Abstract:Sixth-generation (6G) networks anticipate intelligently supporting a massive number of coexisting and heterogeneous slices associated with various vertical use cases. Such a context urges the adoption of artificial intelligence (AI)-driven zero-touch management and orchestration (MANO) of the end-to-end (E2E) slices under stringent service level agreements (SLAs).
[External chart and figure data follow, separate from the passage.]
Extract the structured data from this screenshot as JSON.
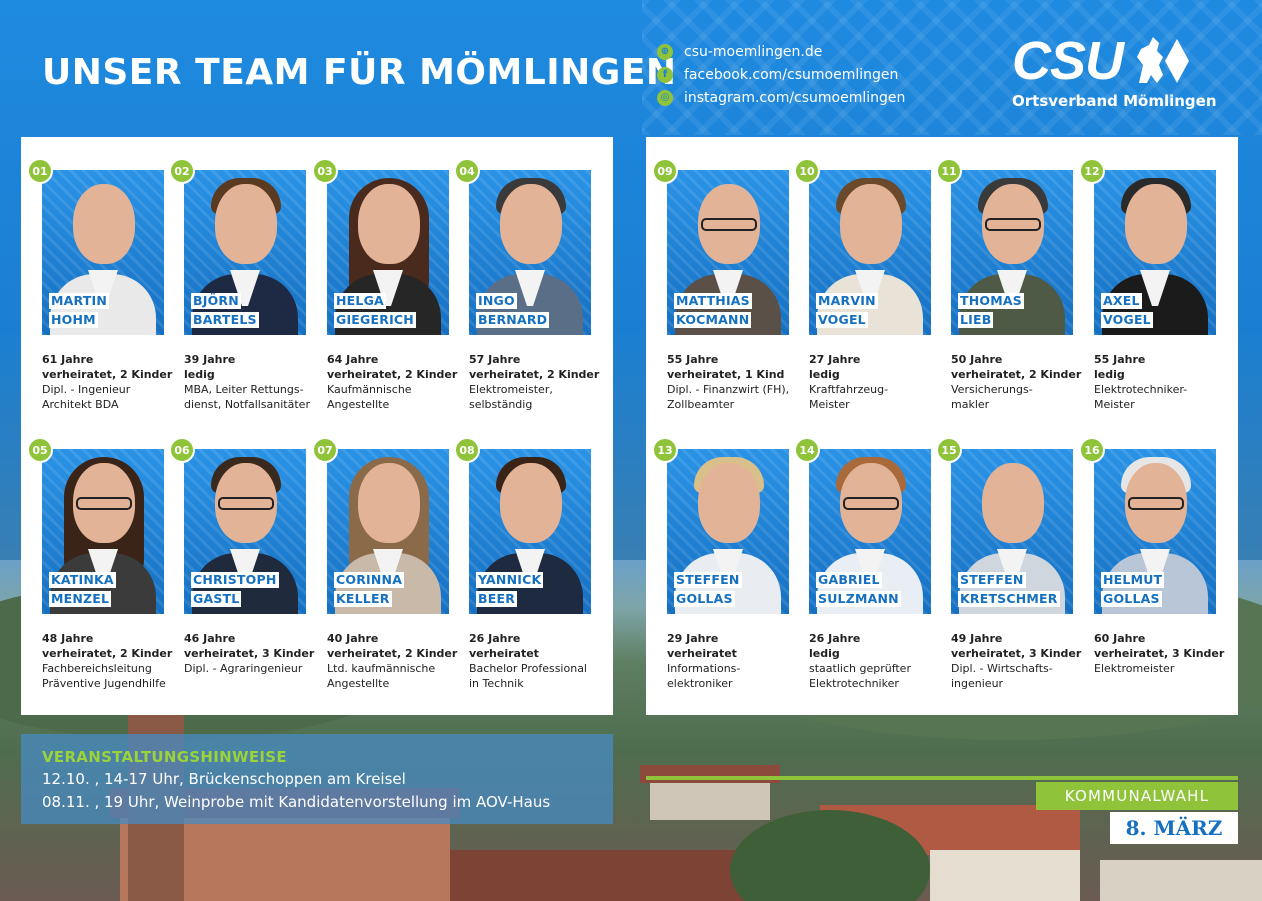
{
  "header": {
    "title": "UNSER TEAM FÜR MÖMLINGEN",
    "social": [
      {
        "icon": "globe-icon",
        "label": "csu-moemlingen.de"
      },
      {
        "icon": "facebook-icon",
        "label": "facebook.com/csumoemlingen"
      },
      {
        "icon": "instagram-icon",
        "label": "instagram.com/csumoemlingen"
      }
    ],
    "brand": {
      "logo": "CSU",
      "subtitle": "Ortsverband Mömlingen"
    }
  },
  "candidates": [
    {
      "num": "01",
      "first": "MARTIN",
      "last": "HOHM",
      "age": "61 Jahre",
      "status": "verheiratet, 2 Kinder",
      "job1": "Dipl. - Ingenieur",
      "job2": "Architekt BDA"
    },
    {
      "num": "02",
      "first": "BJÖRN",
      "last": "BARTELS",
      "age": "39 Jahre",
      "status": "ledig",
      "job1": "MBA, Leiter Rettungs-",
      "job2": "dienst, Notfallsanitäter"
    },
    {
      "num": "03",
      "first": "HELGA",
      "last": "GIEGERICH",
      "age": "64 Jahre",
      "status": "verheiratet, 2 Kinder",
      "job1": "Kaufmännische",
      "job2": "Angestellte"
    },
    {
      "num": "04",
      "first": "INGO",
      "last": "BERNARD",
      "age": "57 Jahre",
      "status": "verheiratet, 2 Kinder",
      "job1": "Elektromeister,",
      "job2": "selbständig"
    },
    {
      "num": "05",
      "first": "KATINKA",
      "last": "MENZEL",
      "age": "48 Jahre",
      "status": "verheiratet, 2 Kinder",
      "job1": "Fachbereichsleitung",
      "job2": "Präventive Jugendhilfe"
    },
    {
      "num": "06",
      "first": "CHRISTOPH",
      "last": "GASTL",
      "age": "46 Jahre",
      "status": "verheiratet, 3 Kinder",
      "job1": "Dipl. - Agraringenieur",
      "job2": ""
    },
    {
      "num": "07",
      "first": "CORINNA",
      "last": "KELLER",
      "age": "40 Jahre",
      "status": "verheiratet, 2 Kinder",
      "job1": "Ltd. kaufmännische",
      "job2": "Angestellte"
    },
    {
      "num": "08",
      "first": "YANNICK",
      "last": "BEER",
      "age": "26 Jahre",
      "status": "verheiratet",
      "job1": "Bachelor Professional",
      "job2": "in Technik"
    },
    {
      "num": "09",
      "first": "MATTHIAS",
      "last": "KOCMANN",
      "age": "55 Jahre",
      "status": "verheiratet, 1 Kind",
      "job1": "Dipl. - Finanzwirt (FH),",
      "job2": "Zollbeamter"
    },
    {
      "num": "10",
      "first": "MARVIN",
      "last": "VOGEL",
      "age": "27 Jahre",
      "status": "ledig",
      "job1": "Kraftfahrzeug-",
      "job2": "Meister"
    },
    {
      "num": "11",
      "first": "THOMAS",
      "last": "LIEB",
      "age": "50 Jahre",
      "status": "verheiratet, 2 Kinder",
      "job1": "Versicherungs-",
      "job2": "makler"
    },
    {
      "num": "12",
      "first": "AXEL",
      "last": "VOGEL",
      "age": "55 Jahre",
      "status": "ledig",
      "job1": "Elektrotechniker-",
      "job2": "Meister"
    },
    {
      "num": "13",
      "first": "STEFFEN",
      "last": "GOLLAS",
      "age": "29 Jahre",
      "status": "verheiratet",
      "job1": "Informations-",
      "job2": "elektroniker"
    },
    {
      "num": "14",
      "first": "GABRIEL",
      "last": "SULZMANN",
      "age": "26 Jahre",
      "status": "ledig",
      "job1": "staatlich geprüfter",
      "job2": "Elektrotechniker"
    },
    {
      "num": "15",
      "first": "STEFFEN",
      "last": "KRETSCHMER",
      "age": "49 Jahre",
      "status": "verheiratet, 3 Kinder",
      "job1": "Dipl. - Wirtschafts-",
      "job2": "ingenieur"
    },
    {
      "num": "16",
      "first": "HELMUT",
      "last": "GOLLAS",
      "age": "60 Jahre",
      "status": "verheiratet, 3 Kinder",
      "job1": "Elektromeister",
      "job2": ""
    }
  ],
  "events": {
    "title": "VERANSTALTUNGSHINWEISE",
    "items": [
      "12.10. , 14-17 Uhr, Brückenschoppen am Kreisel",
      "08.11. , 19 Uhr, Weinprobe mit Kandidatenvorstellung im AOV-Haus"
    ]
  },
  "election": {
    "label": "KOMMUNALWAHL",
    "date": "8. MÄRZ"
  },
  "colors": {
    "blue": "#1b7fd1",
    "green": "#8fc43a",
    "name_blue": "#1570c0"
  }
}
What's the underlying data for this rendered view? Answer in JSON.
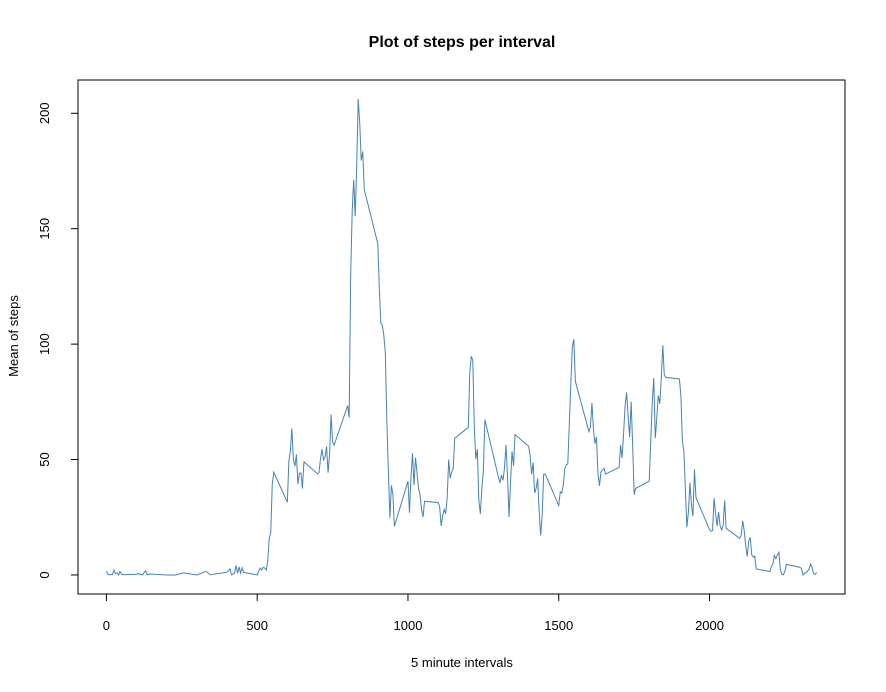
{
  "chart_data": {
    "type": "line",
    "title": "Plot of steps per interval",
    "x_label": "5 minute intervals",
    "y_label": "Mean of steps",
    "color": "#4682b4",
    "x": [
      0,
      5,
      10,
      15,
      20,
      25,
      30,
      35,
      40,
      45,
      50,
      55,
      100,
      105,
      110,
      115,
      120,
      125,
      130,
      135,
      140,
      145,
      200,
      230,
      255,
      300,
      330,
      345,
      400,
      410,
      415,
      420,
      425,
      430,
      435,
      440,
      445,
      450,
      455,
      500,
      505,
      510,
      515,
      520,
      525,
      530,
      535,
      540,
      545,
      550,
      555,
      600,
      605,
      610,
      615,
      620,
      625,
      630,
      635,
      640,
      645,
      650,
      655,
      700,
      705,
      710,
      715,
      720,
      725,
      730,
      735,
      740,
      745,
      750,
      755,
      800,
      805,
      810,
      815,
      820,
      825,
      830,
      835,
      840,
      845,
      850,
      855,
      900,
      905,
      910,
      915,
      920,
      925,
      930,
      935,
      940,
      945,
      950,
      955,
      1000,
      1005,
      1010,
      1015,
      1020,
      1025,
      1030,
      1035,
      1040,
      1045,
      1050,
      1055,
      1100,
      1105,
      1110,
      1115,
      1120,
      1125,
      1130,
      1135,
      1140,
      1145,
      1150,
      1155,
      1200,
      1205,
      1210,
      1215,
      1220,
      1225,
      1230,
      1235,
      1240,
      1245,
      1250,
      1255,
      1300,
      1305,
      1310,
      1315,
      1320,
      1325,
      1330,
      1335,
      1340,
      1345,
      1350,
      1355,
      1400,
      1405,
      1410,
      1415,
      1420,
      1425,
      1430,
      1435,
      1440,
      1445,
      1450,
      1455,
      1500,
      1505,
      1510,
      1515,
      1520,
      1525,
      1530,
      1535,
      1540,
      1545,
      1550,
      1555,
      1600,
      1605,
      1610,
      1615,
      1620,
      1625,
      1630,
      1635,
      1640,
      1645,
      1650,
      1655,
      1700,
      1705,
      1710,
      1715,
      1720,
      1725,
      1730,
      1735,
      1740,
      1745,
      1750,
      1755,
      1800,
      1805,
      1810,
      1815,
      1820,
      1825,
      1830,
      1835,
      1840,
      1845,
      1850,
      1855,
      1900,
      1905,
      1910,
      1915,
      1920,
      1925,
      1930,
      1935,
      1940,
      1945,
      1950,
      1955,
      2000,
      2005,
      2010,
      2015,
      2020,
      2025,
      2030,
      2035,
      2040,
      2045,
      2050,
      2055,
      2100,
      2105,
      2110,
      2115,
      2120,
      2125,
      2130,
      2135,
      2140,
      2145,
      2150,
      2155,
      2200,
      2205,
      2210,
      2215,
      2220,
      2225,
      2230,
      2235,
      2240,
      2245,
      2250,
      2255,
      2300,
      2305,
      2310,
      2315,
      2320,
      2325,
      2330,
      2335,
      2340,
      2345,
      2350,
      2355
    ],
    "values": [
      1.7,
      0.3,
      0.1,
      0.2,
      0.1,
      2.1,
      0.5,
      0.9,
      0,
      1.5,
      0.3,
      0.1,
      0.3,
      0.7,
      0.2,
      0.3,
      0,
      1.1,
      1.8,
      0.2,
      0.2,
      0.4,
      0,
      0,
      0.9,
      0,
      1.6,
      0.1,
      1.2,
      2.6,
      0,
      0.3,
      0.9,
      4.1,
      0.7,
      3.5,
      0.8,
      3.1,
      1.1,
      0,
      1.6,
      3,
      2.2,
      3.3,
      3,
      2.1,
      6.1,
      16,
      18.3,
      39.5,
      44.5,
      31.5,
      49.3,
      53.8,
      63.5,
      50,
      47.1,
      52.2,
      39.3,
      44,
      44.2,
      37.4,
      49,
      43.8,
      44.4,
      50.5,
      54.5,
      49.9,
      51,
      55.7,
      44.3,
      52.3,
      69.5,
      57.8,
      56.2,
      73.4,
      68.2,
      129.4,
      157.5,
      171.2,
      155.4,
      177.3,
      206.2,
      195.9,
      179.6,
      183.4,
      167,
      143.5,
      124,
      109.1,
      108.1,
      103.7,
      95.97,
      66.2,
      45.2,
      24.8,
      38.8,
      34.98,
      21.06,
      40.6,
      26.98,
      42.4,
      52.7,
      38.9,
      50.8,
      44.3,
      37.4,
      34.7,
      28.3,
      25.1,
      31.9,
      31.4,
      29.7,
      21.3,
      25.5,
      28.4,
      26.5,
      33.4,
      50,
      42,
      44.6,
      46,
      59.2,
      63.9,
      87.7,
      94.8,
      92.8,
      63.4,
      50.2,
      54.5,
      32.4,
      26.5,
      37.7,
      45.1,
      67.3,
      42.3,
      39.9,
      43.3,
      40.98,
      46.2,
      56.4,
      42.8,
      25.1,
      39.96,
      53.5,
      47.3,
      60.8,
      55.8,
      51.96,
      43.6,
      48.7,
      35.5,
      37.5,
      41.8,
      27.5,
      17.1,
      26.1,
      43.6,
      43.8,
      30,
      36.1,
      35.5,
      38.8,
      45.96,
      47.8,
      48.1,
      65.3,
      82.9,
      98.7,
      102.1,
      83.96,
      62.1,
      64.1,
      74.5,
      63.2,
      56.9,
      59.8,
      43.9,
      38.6,
      44.7,
      45.5,
      46.2,
      43.7,
      46.6,
      56.3,
      50.7,
      61.2,
      73.4,
      79.1,
      68.9,
      59.7,
      75.1,
      56.5,
      34.8,
      37.5,
      40.7,
      58,
      74.7,
      85.3,
      59.3,
      67.8,
      77.7,
      74.2,
      85.3,
      99.5,
      86.6,
      85.6,
      84.9,
      77.8,
      58,
      53.4,
      36.3,
      20.7,
      27.4,
      40,
      30.2,
      25.5,
      45.7,
      33.5,
      19.6,
      19,
      19.3,
      33.3,
      26.8,
      21.2,
      27.3,
      21.3,
      19.5,
      21.3,
      32.3,
      20.2,
      15.9,
      17.2,
      23.5,
      19.2,
      12.5,
      8,
      14.7,
      16.3,
      8.7,
      7.8,
      8.1,
      2.6,
      1.5,
      3.7,
      4.8,
      8.5,
      7.1,
      8.7,
      9.8,
      2.2,
      0.3,
      0.1,
      1.6,
      4.6,
      3.3,
      2.8,
      0,
      0.8,
      0.96,
      1.6,
      2.6,
      4.7,
      3.3,
      0.6,
      0.2,
      1.1
    ],
    "xlim": [
      -94.2,
      2449.2
    ],
    "xticks": [
      0,
      500,
      1000,
      1500,
      2000
    ],
    "ylim": [
      -8.25,
      214.42
    ],
    "yticks": [
      0,
      50,
      100,
      150,
      200
    ]
  }
}
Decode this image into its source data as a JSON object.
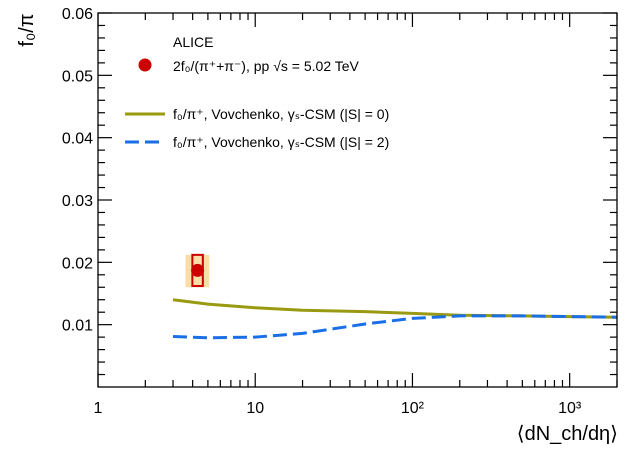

Specifically, the trustworthiness of the AI black-boxes in real deployment can be achieved by explainable AI (XAI) tools to build transparency between the interacting actors in the slicing ecosystem, such as tenants, infrastructure providers and operators. Inspired by the turbo principle, this paper presents a novel iterative explainable federated learning (FL) approach where a constrained resource allocation model and an \emph{explainer} exchange -- in a closed loop (CL) fashion -- soft attributions of the features as well as inference predictions to achieve a transparent and SLA-aware zero-touch service management (ZSM) of 6G network slices at RAN-Edge setup under non-independent identically distributed (non-IID) datasets. In particular, we quantitatively validate the faithfulness of the explanations via the so-called attribution-based \emph{confidence metric} that is included as a constraint in the run-time FL optimization task. In this respect, Integrated-Gradient (IG) as well as Input $\times$ Gradient and SHAP are used to generate the attributions for the turbo explainable FL (TEFL), wherefore simulation results under different methods confirm its superiority over an unconstrained Integrated-Gradient \emph{post-hoc} FL baseline.